Рыжий гармонист, откинув голову и закатив глаза, высоким, чистым голосом, пронзительным, бередящим душу, выводил:
Но-очка те-емна-а-я…
Сутулый детина, заливаясь пьяными слезами, стоял рядом и помогал гармонисту, дирижируя пивной бутылкой — длинной, темного стекла. Голубая жилетка виднелась у детины из-под пиджака с закругленными полами; по одежде судить — богатейчик, не здешнего поля ягода. Взмахнув бутылкой, гудящим басом подхватил:
И так эти два голоса сливались, так ладно дополняли друг друга, то взмывая к прокопченному потолку, то опускаясь, наполняя трактир, перекрывая звон копеечных граненых стопок, стук тарелок, гул нетрезвых разговоров; так они метались в тесноте, что хотелось раздвинуть стены, скинуть крышу и пустить песню на волю. И остановится, задумается над своим бытием всяк сущий человек, подобреет, поумнеет, сделает что-нибудь хорошее. Но Афанасьев знал, что песней мир не переделаешь…
Выбрав свободное местечко подальше от глаз трактирщика, в углу за фикусом, Федор заказал графинчик, чаю, ситного и вареной требухи. Наполнив стопку, пить не стал, а принялся за чай.

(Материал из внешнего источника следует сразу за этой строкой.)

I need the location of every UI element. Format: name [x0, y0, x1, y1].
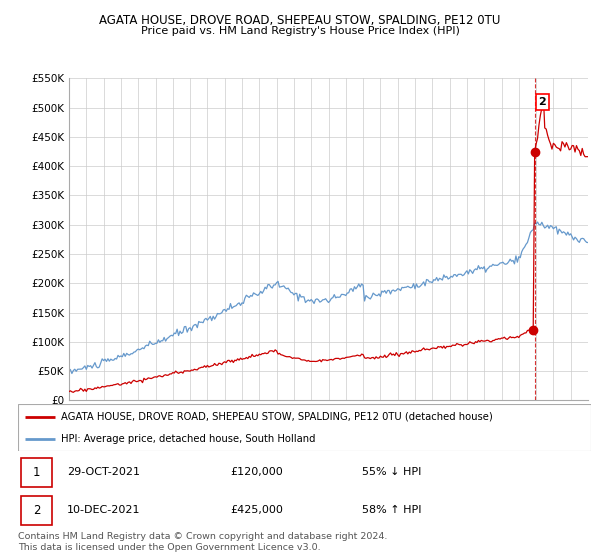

Это у него давно отработано, еще с Москвы. На фабрике, известное дело, не поговоришь. Во-первых, недосуг, а во-вторых, не очень-то станут разговаривать с незнакомцем, хотя бы и рабочего обличья. А трактир — разлюбезное дело, здесь языки развязаны. Сразу видно, кто чего стоит; кто пьет горькую, заливая последние остатки человеческого достоинства, а кто просто тянется на огонек — послушать, что люди говорят, отвести душу неторопливой беседой.
И еще один прием: никогда Афанасьев не садился за стол, где уже занято два места. Лучше повременить, сделать вид, что ждешь кого-то, а то можно напороться на таких, которым между собой желательно потолковать, без постороннего уха. Таким и помешать недолго, насторожатся, уйдут в свою скорлупу — не выманишь на разговор. Нет уж, лучше за пустой столик, открыто: вот он я, подходи, кому скучно, завязывай знакомство…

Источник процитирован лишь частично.